Under the “Rock ’n’ Roll Party” concert line, legendary guitarist Jeff Beck and the Imelda May Band performed “How High the Moon” at the 2010 Grammy Awards, as well as at a tribute for Les Paul in New York City. Mix met up with the Schubert Systems–provided tour at their final stop at San Francisco’s Fillmore Auditorium.

Front-of-house engineer/recording engineer Ben Findlay

Front-of-house engineer/recording engineer Ben Findlay

Front-of-house engineer and recording engineer Ben Findlay mixes on an Avid Profile console. In the studio, he uses a Sony Oxford digital board and wanted to use the same EQ and dynamics algorithms for the live shows. “This naturally led to us using the [Avid] console, as they had implemented the use of TDM plug-ins in the [Avid VENUE] D-Show system and we were able to use what were then known as Sony Oxford [now Sonnox] plug-ins to process the shows,” Findlay says. “Around two years later, I was supplied with a Profile control surface, and found it a much easier environment to operate in. I am a fan of having a lot of faders at hand. It makes mixing more like playing an instrument. It’s a system that works very well for Jeff and Imelda’s show.”

As far as effects, Findlay employs onboard processing for drums, horns, keys and guest guitarists. Drums also take Avid Smack followed by Sonnox Inflator. A Bomb Factory LA-2 emulator and a Sonnox EQ are used on all vocals except for May, who has a Sonnox EQ, a McDSP MC2000 compressor and then a Sonnox Inflator on her pipes. Beck’s guitar takes a Sonnox EQ that is usually bypassed and a McDSP MC2000. “In some venues and through some P.A. systems, the guitar can become a little shrill, so I use it for containing that, but most of the time that is bypassed, too,” Findlay says.

To tune the house P.A., Findlay’s tablet is an iPad running VNC linked to the Avid Profile via Airport Express. “When I get to the venue, I ask the system tech to give me as many zones as they can,” Findlay says. “All my matrix outputs have Sonnox GML EQs across them. I tune the main hang from FOH, then I walk in front of the stage and blend the front-fills and any out-fills with the main hang. Then I will go upstairs and listen and, if possible, tune the balcony hang. The great thing about using the iPad is that you can react in real time to what you are hearing.”
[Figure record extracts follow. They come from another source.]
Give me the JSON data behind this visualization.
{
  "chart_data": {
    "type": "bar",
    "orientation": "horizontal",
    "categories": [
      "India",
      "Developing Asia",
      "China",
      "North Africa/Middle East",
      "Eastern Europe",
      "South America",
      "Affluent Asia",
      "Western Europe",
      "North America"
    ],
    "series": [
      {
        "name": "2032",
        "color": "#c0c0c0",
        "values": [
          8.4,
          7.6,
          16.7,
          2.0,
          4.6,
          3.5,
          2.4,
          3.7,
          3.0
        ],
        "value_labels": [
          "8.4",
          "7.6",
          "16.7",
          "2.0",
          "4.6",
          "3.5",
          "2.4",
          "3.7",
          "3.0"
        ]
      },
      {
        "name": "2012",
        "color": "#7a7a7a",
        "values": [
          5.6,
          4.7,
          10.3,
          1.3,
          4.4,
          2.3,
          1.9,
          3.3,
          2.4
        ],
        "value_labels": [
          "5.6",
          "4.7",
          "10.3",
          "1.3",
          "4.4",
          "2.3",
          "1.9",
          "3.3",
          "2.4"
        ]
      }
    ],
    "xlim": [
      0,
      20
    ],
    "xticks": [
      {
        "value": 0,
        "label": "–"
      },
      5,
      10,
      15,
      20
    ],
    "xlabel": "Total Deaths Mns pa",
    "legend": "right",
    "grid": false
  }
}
Monitor engineer Shon Hartman

Monitor engineer Shon Hartman

Monitor engineer Shon Hartman mans a Midas Pro 6 with a Klark Teknik DN9331 Helix Rapide graphic controller. Onboard, he’s employing a KT DN780 digital reverb—no outboard gear for this run.
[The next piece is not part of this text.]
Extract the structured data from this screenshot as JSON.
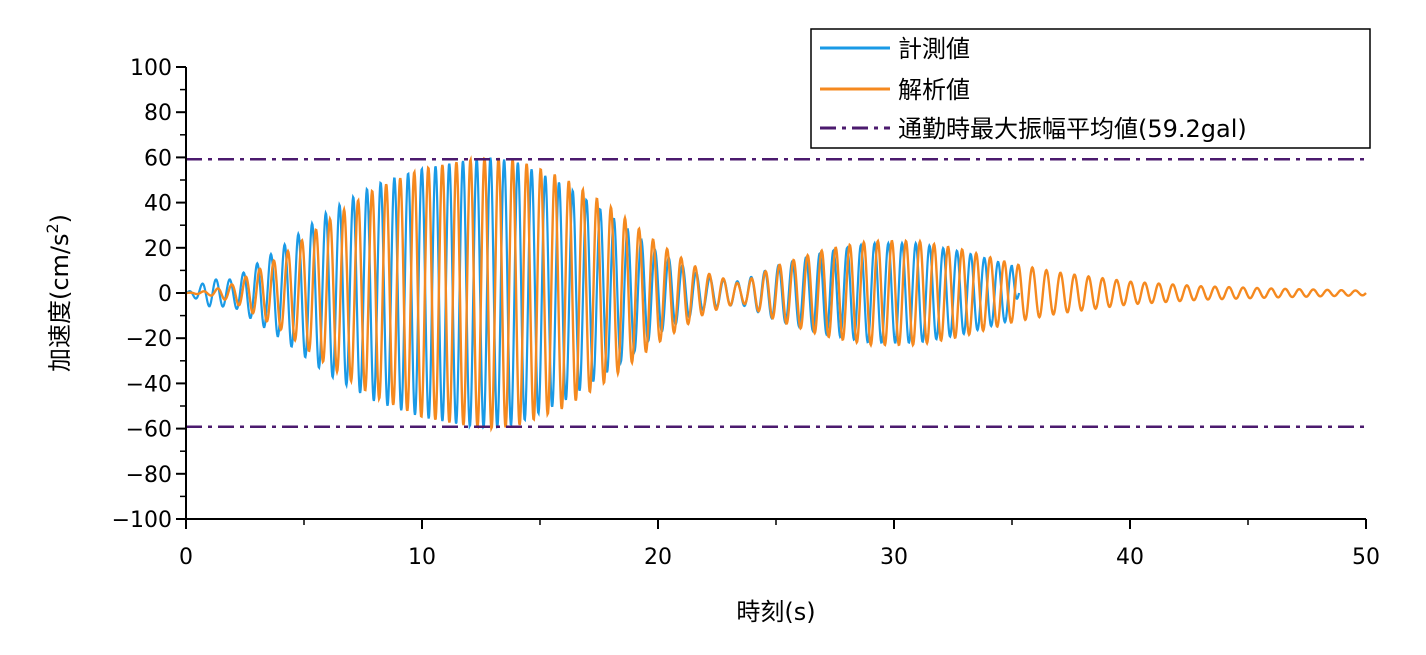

Beck’s wedges are Marshall and a d&b Audiotechnik M2 (below, right). He’s driving the Marshalls with a separate Marshall head. “It really helps on this run to provide Jeff with a low-profile direct source of his guitar without drowning out Imelda’s vocal onstage,” Hartman says. His footpedal gear comprises two B.I.S. Boxes, a Strymon BlueSky reverberator effects pedal, Strymon Brigadier dBucket delay pedal, H&K Rotosphere and a Snarling Dogs Addicted to Wah footpedal.

May has two d&b Audiotechnik M4 monitors. Hartman uses two L-Acoustics ARCs and a dV sub per side for sidefills and two ARCs as a mono-fill mix for May on the downstage edge, firing directly at her to give just a little more coverage as it competes with the volume of Beck’s guitar.

Drum/bass tech Andy McLaughlin (inset) says of Steve Rushton’s kit miking: Shure Beta 52 (kick drum) and SM57 (snare bottom); and Audix i5 (snare top), ADX 51s (hi-hat, ride), SCX 25As (overheads) and D4s (toms). He sings through Audix OM7s.

Guitarist Darrel Higham uses two Peavey Delta Blues amps miked with an Audix i5. He uses a Danelectro Reel Echo footpedal. He sings through an Audix OM7.

The horn section is, from left, Dave Priseman (trumpet miked with an Audix OM7), John Scarpulla (saxophone, Shure Beta 52A) and Chris Karlick (baritone sax, Electro-Voice RE20).

May sings through a Beyerdynamic M88. “When she opens up her voice,” Findlay says, “she has a lot of energy between 1.5 and 3 kHz, and this mic helps to subdue that.”

Bassist Al Gare (upright and electric) uses an Ampeg SVT-4 Pro and two Ampeg Classic amps.